Dans le cadre de l’Education aux medias et à l’information (EMI), l’idée était de mener un travail approfondi sur un sujet d’actualité, tragique, voire traumatisant, qui a bousculé les élèves. Or, démunis, ils ont bien du mal à prendre de la distance et ils risquent de tomber dans l’amalgame.
Twittroman
Marlène et Marie, qui ont l’habitude de collaborer, ont décidé de travailler en interdisciplinarité, c’est-à-dire en abordant le thème à travers trois disciplines – le français, le géographie et l’Education aux medias. Leur projet est ce que l’on appelle dans le jardon de l’éducation nationale un EPI, pour Enseignement pratique interdisciplinaire, ces EPI que la réforme du collège entend généraliser.
Après avoir lu le roman avec Marie, étudié les aspects migratoires et géographiques avec Marlène, les élèves en ont inventé la suite sur Twitter. Ils ont créé 5 comptes pour les 5 personnages. Puis à l’aide de dialogues de 140 signes, ils ont écrit la suite du voyage de Soleiman, le jeune migrant soudanais. A la fin du livre, après avoir traversé la Libye, il était en Algérie. Il parviendra jusqu’en France après moults péripéties.
Marlène et Marie n’imaginent pas revenir en arrirè, au bon vieux cours que chacune dispenserait dans son coin, avec les éléves zappant d’un cours à l’autre, sans voir le lien entre ce qu’ils apprennent.
Compétences
Marlène enseigne depuis 6 ans et Marie depuis 8 ans au collège Prévert de Bourg en Gironde. Il fut le premier du département à travailler par compétences. Les élèves n’ont pas de notes-couperet qui récompensent ou qui sanctionnent. Ils sont évalués sur ce qu’ils ont acquis, en connaissances mais aussi en savoir-faire.
Les collégiens découvrent les notes en troisième, année du brevet où il faut bien faire des moyennes. « Une découverte souvent douloureuse, commente Marie, un douze pour un élève dyslexiques illustre un vrai progrès alors que pour un élève excellent, c’est médiocre . » Marlène appprouve.
» Dans un établissement où l’on évalue par compétences, enchaîne-t-elle, on est obligé de s’interroger sur sa pratique prédagogique. » Sur les cinquante professeurs de Jacques Prévert, Marie et Marlène estiment que dix à quinze font des projets et innovent.
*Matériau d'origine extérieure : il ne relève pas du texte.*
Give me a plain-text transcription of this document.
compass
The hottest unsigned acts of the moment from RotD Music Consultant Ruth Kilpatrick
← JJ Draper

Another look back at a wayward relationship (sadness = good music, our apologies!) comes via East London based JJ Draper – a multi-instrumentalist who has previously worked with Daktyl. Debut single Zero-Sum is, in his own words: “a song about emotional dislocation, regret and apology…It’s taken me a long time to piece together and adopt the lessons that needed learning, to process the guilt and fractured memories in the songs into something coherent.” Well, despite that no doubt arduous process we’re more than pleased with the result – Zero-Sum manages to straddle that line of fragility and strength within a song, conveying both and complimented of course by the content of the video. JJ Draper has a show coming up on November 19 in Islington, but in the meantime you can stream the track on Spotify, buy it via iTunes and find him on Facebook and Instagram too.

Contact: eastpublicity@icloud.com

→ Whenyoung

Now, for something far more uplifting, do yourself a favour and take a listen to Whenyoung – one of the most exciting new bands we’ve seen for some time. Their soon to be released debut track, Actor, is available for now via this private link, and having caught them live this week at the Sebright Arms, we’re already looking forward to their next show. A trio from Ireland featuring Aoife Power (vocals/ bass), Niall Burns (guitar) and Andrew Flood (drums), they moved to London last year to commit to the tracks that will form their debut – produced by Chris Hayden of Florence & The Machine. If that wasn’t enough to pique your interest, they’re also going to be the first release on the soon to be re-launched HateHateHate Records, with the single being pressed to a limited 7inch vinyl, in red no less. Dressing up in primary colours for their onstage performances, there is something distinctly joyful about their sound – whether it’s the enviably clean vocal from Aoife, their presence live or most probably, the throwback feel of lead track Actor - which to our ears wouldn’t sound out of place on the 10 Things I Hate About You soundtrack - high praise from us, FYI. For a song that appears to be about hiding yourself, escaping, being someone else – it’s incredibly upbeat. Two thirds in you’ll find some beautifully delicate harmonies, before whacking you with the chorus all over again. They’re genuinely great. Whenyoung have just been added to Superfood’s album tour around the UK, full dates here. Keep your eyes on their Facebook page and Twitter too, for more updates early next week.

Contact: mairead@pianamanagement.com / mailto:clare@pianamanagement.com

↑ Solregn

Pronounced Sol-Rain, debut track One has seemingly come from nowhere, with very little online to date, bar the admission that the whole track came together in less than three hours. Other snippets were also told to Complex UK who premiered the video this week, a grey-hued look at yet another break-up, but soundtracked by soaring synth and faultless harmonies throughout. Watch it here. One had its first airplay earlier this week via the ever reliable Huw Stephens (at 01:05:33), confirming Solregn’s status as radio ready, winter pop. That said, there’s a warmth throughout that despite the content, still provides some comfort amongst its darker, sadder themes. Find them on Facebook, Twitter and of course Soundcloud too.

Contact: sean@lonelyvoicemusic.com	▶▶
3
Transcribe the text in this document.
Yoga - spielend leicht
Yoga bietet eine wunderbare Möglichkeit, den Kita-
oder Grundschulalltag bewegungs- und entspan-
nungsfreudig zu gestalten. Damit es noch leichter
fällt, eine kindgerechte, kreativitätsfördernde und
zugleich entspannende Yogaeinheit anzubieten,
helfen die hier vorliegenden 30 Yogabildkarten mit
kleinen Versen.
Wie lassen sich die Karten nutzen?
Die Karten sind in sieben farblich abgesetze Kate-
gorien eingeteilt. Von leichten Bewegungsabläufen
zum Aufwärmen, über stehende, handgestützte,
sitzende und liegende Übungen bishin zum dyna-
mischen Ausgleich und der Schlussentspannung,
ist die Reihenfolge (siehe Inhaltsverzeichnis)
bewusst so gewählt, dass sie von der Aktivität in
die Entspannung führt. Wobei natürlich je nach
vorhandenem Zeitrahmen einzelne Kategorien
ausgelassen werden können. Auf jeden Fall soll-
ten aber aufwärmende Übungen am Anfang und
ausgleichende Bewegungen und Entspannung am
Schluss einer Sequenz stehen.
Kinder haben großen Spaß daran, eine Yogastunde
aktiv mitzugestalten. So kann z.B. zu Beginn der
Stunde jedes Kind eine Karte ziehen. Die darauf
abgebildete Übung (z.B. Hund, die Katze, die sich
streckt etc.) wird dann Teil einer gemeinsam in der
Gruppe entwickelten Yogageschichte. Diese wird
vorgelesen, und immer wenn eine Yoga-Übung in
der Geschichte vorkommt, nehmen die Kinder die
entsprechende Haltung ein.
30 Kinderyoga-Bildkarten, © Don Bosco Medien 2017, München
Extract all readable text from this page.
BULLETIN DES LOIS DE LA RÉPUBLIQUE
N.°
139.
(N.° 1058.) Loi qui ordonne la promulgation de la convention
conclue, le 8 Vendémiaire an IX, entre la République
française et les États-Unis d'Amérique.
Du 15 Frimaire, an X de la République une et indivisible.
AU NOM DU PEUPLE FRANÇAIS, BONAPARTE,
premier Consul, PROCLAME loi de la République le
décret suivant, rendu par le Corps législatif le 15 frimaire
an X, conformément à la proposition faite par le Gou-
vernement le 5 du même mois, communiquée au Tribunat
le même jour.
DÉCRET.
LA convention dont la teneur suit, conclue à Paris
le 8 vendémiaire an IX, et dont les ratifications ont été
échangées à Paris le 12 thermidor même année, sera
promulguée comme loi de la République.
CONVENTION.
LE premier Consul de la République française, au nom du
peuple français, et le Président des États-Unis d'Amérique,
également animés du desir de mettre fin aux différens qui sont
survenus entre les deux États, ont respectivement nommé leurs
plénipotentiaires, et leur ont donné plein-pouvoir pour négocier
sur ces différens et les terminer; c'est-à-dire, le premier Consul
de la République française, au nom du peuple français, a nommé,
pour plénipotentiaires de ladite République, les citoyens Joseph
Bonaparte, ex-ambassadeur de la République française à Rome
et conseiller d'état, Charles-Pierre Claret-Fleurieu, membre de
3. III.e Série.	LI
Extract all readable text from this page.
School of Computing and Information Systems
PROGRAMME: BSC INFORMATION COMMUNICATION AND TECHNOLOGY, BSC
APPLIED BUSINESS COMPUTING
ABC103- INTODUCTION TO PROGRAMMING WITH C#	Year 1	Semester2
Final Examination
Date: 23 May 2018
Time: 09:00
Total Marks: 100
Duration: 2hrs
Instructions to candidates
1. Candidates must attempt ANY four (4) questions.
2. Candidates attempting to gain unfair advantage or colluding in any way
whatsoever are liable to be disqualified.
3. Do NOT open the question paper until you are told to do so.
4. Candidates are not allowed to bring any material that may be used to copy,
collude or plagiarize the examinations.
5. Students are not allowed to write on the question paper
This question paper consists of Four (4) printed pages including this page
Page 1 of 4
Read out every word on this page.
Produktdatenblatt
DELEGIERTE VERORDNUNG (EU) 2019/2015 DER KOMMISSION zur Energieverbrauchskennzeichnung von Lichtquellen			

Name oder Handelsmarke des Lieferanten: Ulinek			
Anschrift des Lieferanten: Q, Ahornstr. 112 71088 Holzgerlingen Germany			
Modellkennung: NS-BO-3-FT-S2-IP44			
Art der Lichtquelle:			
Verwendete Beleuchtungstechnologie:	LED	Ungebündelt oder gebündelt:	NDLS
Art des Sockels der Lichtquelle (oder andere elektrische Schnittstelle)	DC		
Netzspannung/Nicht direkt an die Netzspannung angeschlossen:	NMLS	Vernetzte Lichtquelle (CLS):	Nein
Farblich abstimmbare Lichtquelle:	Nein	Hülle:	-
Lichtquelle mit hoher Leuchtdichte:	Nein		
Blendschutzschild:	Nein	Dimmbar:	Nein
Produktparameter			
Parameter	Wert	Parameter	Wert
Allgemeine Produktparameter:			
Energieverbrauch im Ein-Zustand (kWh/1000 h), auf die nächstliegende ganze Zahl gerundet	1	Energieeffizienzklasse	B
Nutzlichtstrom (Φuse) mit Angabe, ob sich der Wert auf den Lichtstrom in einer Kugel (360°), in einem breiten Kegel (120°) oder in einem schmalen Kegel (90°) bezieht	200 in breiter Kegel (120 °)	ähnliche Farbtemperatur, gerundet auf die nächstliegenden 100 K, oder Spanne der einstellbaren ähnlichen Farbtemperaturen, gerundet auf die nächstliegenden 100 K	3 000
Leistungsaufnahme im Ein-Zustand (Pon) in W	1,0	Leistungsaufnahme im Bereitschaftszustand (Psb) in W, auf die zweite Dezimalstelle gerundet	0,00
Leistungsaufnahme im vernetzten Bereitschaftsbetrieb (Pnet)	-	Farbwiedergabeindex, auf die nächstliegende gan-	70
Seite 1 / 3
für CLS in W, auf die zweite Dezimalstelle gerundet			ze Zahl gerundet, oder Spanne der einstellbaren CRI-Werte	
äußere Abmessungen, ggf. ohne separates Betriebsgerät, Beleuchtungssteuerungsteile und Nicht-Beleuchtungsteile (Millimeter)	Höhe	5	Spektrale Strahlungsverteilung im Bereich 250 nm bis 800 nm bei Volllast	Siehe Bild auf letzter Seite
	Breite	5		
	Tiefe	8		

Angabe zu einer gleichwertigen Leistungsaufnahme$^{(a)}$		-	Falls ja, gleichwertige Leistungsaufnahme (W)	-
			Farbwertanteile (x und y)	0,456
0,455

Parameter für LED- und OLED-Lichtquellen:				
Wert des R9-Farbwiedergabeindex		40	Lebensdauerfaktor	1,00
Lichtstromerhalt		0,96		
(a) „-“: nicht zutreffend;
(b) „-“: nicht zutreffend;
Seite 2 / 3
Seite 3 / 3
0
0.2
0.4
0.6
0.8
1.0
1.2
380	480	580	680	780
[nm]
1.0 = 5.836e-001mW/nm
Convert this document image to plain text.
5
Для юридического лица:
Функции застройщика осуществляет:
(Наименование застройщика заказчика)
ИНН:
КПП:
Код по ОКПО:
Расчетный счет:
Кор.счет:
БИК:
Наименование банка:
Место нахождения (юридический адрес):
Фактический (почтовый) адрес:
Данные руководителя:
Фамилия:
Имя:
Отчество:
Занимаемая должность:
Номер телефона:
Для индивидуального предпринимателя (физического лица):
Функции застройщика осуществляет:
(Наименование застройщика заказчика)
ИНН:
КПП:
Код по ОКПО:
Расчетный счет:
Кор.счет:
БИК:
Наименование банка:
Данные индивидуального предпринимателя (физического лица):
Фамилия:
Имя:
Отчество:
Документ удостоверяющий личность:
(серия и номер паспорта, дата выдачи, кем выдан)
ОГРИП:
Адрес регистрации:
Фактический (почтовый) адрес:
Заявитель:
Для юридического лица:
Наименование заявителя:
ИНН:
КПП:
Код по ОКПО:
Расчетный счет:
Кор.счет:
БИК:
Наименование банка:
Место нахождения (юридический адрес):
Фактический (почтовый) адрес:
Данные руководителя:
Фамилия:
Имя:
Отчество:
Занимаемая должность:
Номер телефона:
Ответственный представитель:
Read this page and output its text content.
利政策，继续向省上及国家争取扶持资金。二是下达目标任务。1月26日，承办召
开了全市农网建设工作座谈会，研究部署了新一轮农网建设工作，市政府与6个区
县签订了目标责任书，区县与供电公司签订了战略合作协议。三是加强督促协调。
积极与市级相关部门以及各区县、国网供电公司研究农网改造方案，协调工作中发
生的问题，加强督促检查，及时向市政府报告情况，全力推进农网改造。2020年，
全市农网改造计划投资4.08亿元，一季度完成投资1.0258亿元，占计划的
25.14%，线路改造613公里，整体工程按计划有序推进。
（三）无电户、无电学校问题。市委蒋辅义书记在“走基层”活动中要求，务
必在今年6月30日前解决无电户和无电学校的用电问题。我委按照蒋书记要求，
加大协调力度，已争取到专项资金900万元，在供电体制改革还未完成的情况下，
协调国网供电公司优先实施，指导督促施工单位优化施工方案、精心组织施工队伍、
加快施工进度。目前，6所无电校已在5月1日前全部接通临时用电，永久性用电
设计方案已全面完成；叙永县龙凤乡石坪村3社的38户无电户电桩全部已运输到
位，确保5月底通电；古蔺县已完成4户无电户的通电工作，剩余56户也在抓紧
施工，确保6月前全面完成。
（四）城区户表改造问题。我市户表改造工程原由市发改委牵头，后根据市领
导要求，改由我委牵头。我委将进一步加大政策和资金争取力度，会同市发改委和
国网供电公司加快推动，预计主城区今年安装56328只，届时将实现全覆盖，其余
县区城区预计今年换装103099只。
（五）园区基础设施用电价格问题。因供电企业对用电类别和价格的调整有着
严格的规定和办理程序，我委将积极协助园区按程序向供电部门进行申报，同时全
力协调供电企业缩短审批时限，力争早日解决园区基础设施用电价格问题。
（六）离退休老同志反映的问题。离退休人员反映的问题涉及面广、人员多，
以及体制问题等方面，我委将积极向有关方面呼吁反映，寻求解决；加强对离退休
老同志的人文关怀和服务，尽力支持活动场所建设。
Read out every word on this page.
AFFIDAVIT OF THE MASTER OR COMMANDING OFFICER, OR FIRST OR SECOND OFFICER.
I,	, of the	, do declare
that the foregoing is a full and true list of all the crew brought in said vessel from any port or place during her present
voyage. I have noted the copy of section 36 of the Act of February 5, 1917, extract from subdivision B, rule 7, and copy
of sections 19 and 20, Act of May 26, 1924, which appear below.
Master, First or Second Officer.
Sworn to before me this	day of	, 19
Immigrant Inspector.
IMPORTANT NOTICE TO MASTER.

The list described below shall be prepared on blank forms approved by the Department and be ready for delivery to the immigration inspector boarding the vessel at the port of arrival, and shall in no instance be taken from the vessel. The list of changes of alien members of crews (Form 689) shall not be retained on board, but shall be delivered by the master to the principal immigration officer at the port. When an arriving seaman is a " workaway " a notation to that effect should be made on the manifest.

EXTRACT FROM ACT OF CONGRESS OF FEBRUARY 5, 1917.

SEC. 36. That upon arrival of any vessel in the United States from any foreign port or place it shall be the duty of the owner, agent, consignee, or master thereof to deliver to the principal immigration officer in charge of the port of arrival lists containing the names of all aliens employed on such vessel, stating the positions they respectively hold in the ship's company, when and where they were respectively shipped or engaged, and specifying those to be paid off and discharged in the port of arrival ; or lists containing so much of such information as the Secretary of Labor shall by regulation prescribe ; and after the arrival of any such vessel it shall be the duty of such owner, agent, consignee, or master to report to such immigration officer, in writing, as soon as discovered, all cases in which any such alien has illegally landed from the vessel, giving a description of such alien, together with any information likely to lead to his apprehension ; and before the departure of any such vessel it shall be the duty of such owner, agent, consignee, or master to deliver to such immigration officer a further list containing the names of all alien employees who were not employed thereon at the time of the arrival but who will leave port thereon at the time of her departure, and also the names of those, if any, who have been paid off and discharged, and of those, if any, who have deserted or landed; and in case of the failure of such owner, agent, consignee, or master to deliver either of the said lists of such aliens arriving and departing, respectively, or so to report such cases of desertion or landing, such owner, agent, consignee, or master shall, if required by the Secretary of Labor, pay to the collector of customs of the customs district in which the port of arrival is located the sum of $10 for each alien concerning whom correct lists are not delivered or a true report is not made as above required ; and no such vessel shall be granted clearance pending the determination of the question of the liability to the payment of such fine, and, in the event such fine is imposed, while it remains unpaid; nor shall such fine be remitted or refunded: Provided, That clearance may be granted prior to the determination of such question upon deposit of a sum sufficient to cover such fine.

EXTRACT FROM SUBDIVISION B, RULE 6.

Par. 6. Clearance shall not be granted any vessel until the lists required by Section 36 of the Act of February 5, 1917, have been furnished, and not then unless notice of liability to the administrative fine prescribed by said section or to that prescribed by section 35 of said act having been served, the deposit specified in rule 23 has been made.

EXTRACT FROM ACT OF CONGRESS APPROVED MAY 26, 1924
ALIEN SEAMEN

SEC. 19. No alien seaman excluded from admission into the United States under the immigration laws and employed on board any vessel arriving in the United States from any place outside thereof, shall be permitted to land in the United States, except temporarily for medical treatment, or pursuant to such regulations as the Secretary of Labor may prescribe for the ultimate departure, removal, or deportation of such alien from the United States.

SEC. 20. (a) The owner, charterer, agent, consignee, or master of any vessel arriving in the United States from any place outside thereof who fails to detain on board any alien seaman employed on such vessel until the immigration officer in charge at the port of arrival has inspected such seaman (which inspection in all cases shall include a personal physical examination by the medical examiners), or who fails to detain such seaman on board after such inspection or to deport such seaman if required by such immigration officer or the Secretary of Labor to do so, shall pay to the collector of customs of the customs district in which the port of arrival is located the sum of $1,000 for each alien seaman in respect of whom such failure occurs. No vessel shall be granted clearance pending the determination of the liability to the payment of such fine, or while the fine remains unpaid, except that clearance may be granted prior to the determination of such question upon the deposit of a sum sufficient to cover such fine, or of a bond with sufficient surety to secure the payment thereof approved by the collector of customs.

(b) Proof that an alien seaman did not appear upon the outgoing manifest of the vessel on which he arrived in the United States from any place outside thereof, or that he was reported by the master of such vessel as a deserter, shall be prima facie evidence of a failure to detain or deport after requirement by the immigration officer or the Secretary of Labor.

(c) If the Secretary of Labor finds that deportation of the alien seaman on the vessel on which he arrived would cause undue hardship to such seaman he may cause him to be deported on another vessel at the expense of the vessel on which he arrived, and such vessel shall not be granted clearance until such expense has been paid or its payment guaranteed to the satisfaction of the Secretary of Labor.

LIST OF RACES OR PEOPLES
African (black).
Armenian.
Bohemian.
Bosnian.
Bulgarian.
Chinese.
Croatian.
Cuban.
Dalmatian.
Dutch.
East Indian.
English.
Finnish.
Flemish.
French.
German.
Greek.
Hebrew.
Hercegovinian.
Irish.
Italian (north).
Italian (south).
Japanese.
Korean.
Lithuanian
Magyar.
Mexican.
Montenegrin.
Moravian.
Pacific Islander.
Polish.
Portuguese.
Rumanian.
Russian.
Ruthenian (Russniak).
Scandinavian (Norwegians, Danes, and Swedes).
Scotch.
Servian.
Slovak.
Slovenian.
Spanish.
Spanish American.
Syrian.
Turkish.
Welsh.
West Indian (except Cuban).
Un proportion significative.
Isolement
Le collège Prévert n’est pas situé en REP. Mais pour les deux enseignantes, il mériterait de l’être : 57% des élèves sont issus de catégories socioprofessionnelles (CSP) défavorisées.
De plus, même si l’on n’est pas dans le rural profond, les enfants souffrent d’un certain isolement culturel. » Récemment, nous les avons emmenés au festival du film d’histoire de Pessac, cela a coûté 600 euros notamment à cause du transport car on a dû louer un car « , précise Marlène. » Dans un collège du centre de Bordeaux, il suffit d’un billet de tram pour aller au Musée d’Aquitaine « , renchérit Marie.
Après avoir réussi le Capes, Marlène a fait trois ans de » purgatoire » en Seine-Saint-Denis ( » J’ai adoré ces années-là, le problème est que mon mari était à Bordeaux « ). » Dans mon collège REP de Saint Denis, j’avais 21 élèves contre 30 aujourd’hui, se souvient-elle. Et pour les sorties, on prenait le métro pour aller au Louvre. «
Mission
« Notre travail, c’est aussi d’offrir une ouverture culturelle et de développer l’esprit critique, et ici ce ne sont pas des vains mots « , commente Marie. « On travaille aussi à donner confiance aux élèves « , ajoute Marlène.
Lorsqu’elles parlent de leur rapport au métier, toutes deux rivalisent d’enthousiasme. » J’adore, ce n’est d’ailleurs pas un métier, encore moins un job pour moi, je me sens chargée d’une mission « , commence Marlène. » Oui une mission, mais pas une vocation « , tempère Marie.
Toutes deux ont découvert qu’elles avaient encore un point commun : une mère institutrice spécialisée. On les dirait faites pour s’entendre.